It’s time for Sen. Fann and her ninja auditors to release the Kraken and show us the fraud
Senate President Karen Fann may be the person who pumps out subpoenas but she got served on Monday.
The Republican-run Maricopa County Board of Supervisors brushed off her latest demand for election materials in her ongoing, unending search for evidence of a stolen election.
“The board has real work to do and little time to entertain this adventure in never-never land,” Supervisors Chairman Jack Sellers wrote, in a letter to Arizona’s Republican senators. “Please finish whatever it is you are doing and release whatever it is you are going to release. I am confident that our staff and volunteers ran the election as prescribed by federal and state law.
“There was no fraud. There wasn’t an injection of ballots from Asia nor was there a satellite that beamed votes into our election equipment. It’s time for all elected officials to tell the truth and stop encouraging conspiracies.”
“Release your report and be prepared to defend any accusations of misdeeds in court.”
Does Fann still have enough Senate support?
That’s something that should get Fann’s knees to knocking.
Her conspiracy-minded auditors have amassed quite a track record for making bogus accusations, arising from not knowing what the heck they are doing. (See: the supposedly deleted database that magically reappeared once the county told the auditors how to find it. See: the 74,000 supposedly suspicious early ballots that weren’t suspicious to anyone who knows how the county runs elections.)
Still, don’t look for Fann to back down.
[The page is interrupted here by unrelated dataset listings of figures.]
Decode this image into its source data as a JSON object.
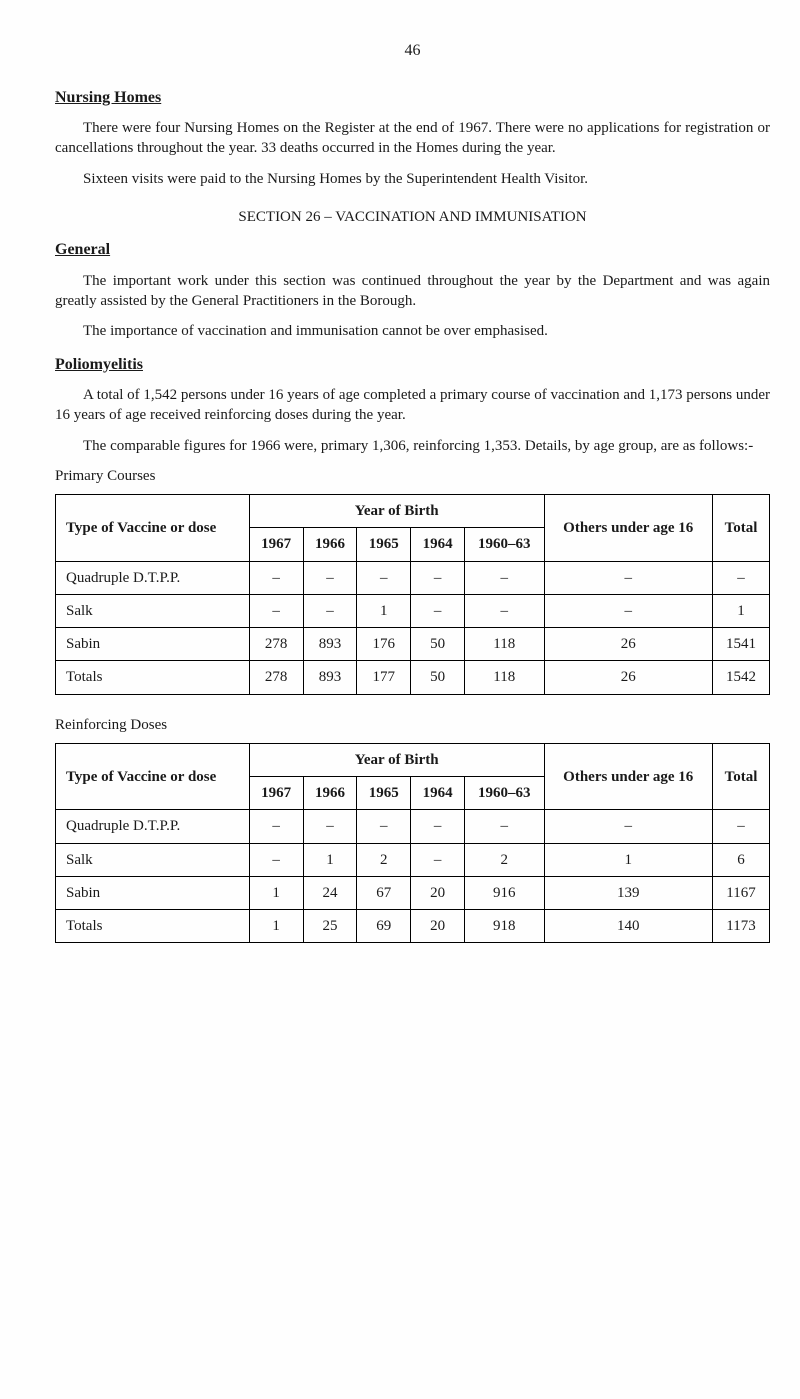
{
  "page_number": "46",
  "nursing_homes": {
    "heading": "Nursing Homes",
    "p1": "There were four Nursing Homes on the Register at the end of 1967. There were no applications for registration or cancellations throughout the year. 33 deaths occurred in the Homes during the year.",
    "p2": "Sixteen visits were paid to the Nursing Homes by the Superintendent Health Visitor."
  },
  "section26": {
    "title": "SECTION 26 – VACCINATION AND IMMUNISATION",
    "general_heading": "General",
    "p1": "The important work under this section was continued throughout the year by the Department and was again greatly assisted by the General Practitioners in the Borough.",
    "p2": "The importance of vaccination and immunisation cannot be over emphasised.",
    "polio_heading": "Poliomyelitis",
    "p3": "A total of 1,542 persons under 16 years of age completed a primary course of vaccination and 1,173 persons under 16 years of age received reinforcing doses during the year.",
    "p4": "The comparable figures for 1966 were, primary 1,306, reinforcing 1,353. Details, by age group, are as follows:-"
  },
  "table_common": {
    "vaccine_header": "Type of Vaccine or dose",
    "yob_header": "Year of Birth",
    "others_header": "Others under age 16",
    "total_header": "Total",
    "years": [
      "1967",
      "1966",
      "1965",
      "1964",
      "1960–63"
    ]
  },
  "primary": {
    "caption": "Primary Courses",
    "rows": [
      {
        "label": "Quadruple D.T.P.P.",
        "cells": [
          "–",
          "–",
          "–",
          "–",
          "–",
          "–",
          "–"
        ]
      },
      {
        "label": "Salk",
        "cells": [
          "–",
          "–",
          "1",
          "–",
          "–",
          "–",
          "1"
        ]
      },
      {
        "label": "Sabin",
        "cells": [
          "278",
          "893",
          "176",
          "50",
          "118",
          "26",
          "1541"
        ]
      }
    ],
    "totals": {
      "label": "Totals",
      "cells": [
        "278",
        "893",
        "177",
        "50",
        "118",
        "26",
        "1542"
      ]
    }
  },
  "reinforcing": {
    "caption": "Reinforcing Doses",
    "rows": [
      {
        "label": "Quadruple D.T.P.P.",
        "cells": [
          "–",
          "–",
          "–",
          "–",
          "–",
          "–",
          "–"
        ]
      },
      {
        "label": "Salk",
        "cells": [
          "–",
          "1",
          "2",
          "–",
          "2",
          "1",
          "6"
        ]
      },
      {
        "label": "Sabin",
        "cells": [
          "1",
          "24",
          "67",
          "20",
          "916",
          "139",
          "1167"
        ]
      }
    ],
    "totals": {
      "label": "Totals",
      "cells": [
        "1",
        "25",
        "69",
        "20",
        "918",
        "140",
        "1173"
      ]
    }
  }
}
From the start, she has run with the conspiracy crowd within her 16-member Republican caucus – not, I suspect, because she buys their wild theories but because she needs their support to continue as Senate president.
Yet if Fann were to have to put her latest showdown to a Senate vote, she’d likely lose.
Sen. Paul Boyer, R-Peoria, has called the audit “embarrassing”.
“It makes us look like idiots,” Boyer told The New York Times in May. “Looking back, I didn’t think it would be this ridiculous. It’s embarrassing to be a state senator at this point.”
Sen. Michelle Ugenti-Rita, R-Scottsdale, has said she no longer supports the audit.
“Sadly, it’s now become clear that the audit has been botched,” she tweeted in late July. “The total lack of competence by (Fann) over the last 5 months has deprived the voters of Arizona a comprehensive accounting of the 2020 election.”
Fann already has most of what auditors want
Still, Fann and Judiciary Chairman Warren Petersen slog on. We are now into Month Five of what was supposed to be a 60-day audit, looking for something, anything to prove fraud.
The ballots have been 5G photographed and UV lit. They’ve been weighed and measured and microscopically tested for bamboo. The county’s tabulation machinery has been in a back room at the Veterans Memorial Coliseum, where the ninjas have done God-knows-what to the equipment.
And still Fann and her auditors are demanding more information, most of which the county says the auditors either already have or can easily get through public records requests the Senate already has made.
As for Fann’s renewed request for the county’s routers, that’s a still hard no. The county referred Fann (again) to the two independent audits that confirmed the equipment was not connected to the internet.
Due to Fann’s folly, the county already is spending $2.8 million to replace the voting machines turned over to the auditors. The supervisors are drawing the line at handing over the county’s routers, noting the auditors already have what “anyone with sufficient knowledge and understanding of elections” needs to assess whether the equipment was connected to the internet.
“Providing these routers puts sensitive, confidential data belonging to Maricopa County citizens – including social security numbers and protected health information – at risk,” Deputy County Attorney Tom Liddy wrote, in response to Fann’s subpoena. “Further, the Maricopa County sheriff has explained that the production of the routers would render MCSO internal law enforcement communication infrastructure extremely vulnerable to hackers, be they criminal cartels, terrorists or foreign powers … The dismantling of the County’s routers would also severely disrupt County operations and would cost the County millions of dollars.”
If there’s actual evidence, pony it up
Look for state GOP Chairwoman Kelli Ward, state Sen. Wendy Rogers, Rep. Mark Finchem and the rest of the Stop the Steal crowd to launch into the familiar “What are they hiding?” routine.
Rogers, predictably, is already calling for handcuffs (again).
Of course, it would take a vote of the Senate to hold the supervisors in contempt, which would require that the Senate be called into a special session and once called, willing to give into such nuttiness.
Look for Fann, instead, to sue the county because really, she can’t back down now.
… And yes, look for the taxpayers to foot the bill for this continued coast-to-coast exercise in embarrassment.
The county is right to be the adult in the room and try to summon Fann back from the realm of make-believe.
Fann and her auditors have had four months to find all of the promised evidence that the election was stolen.
It’s time now to put up or … you know.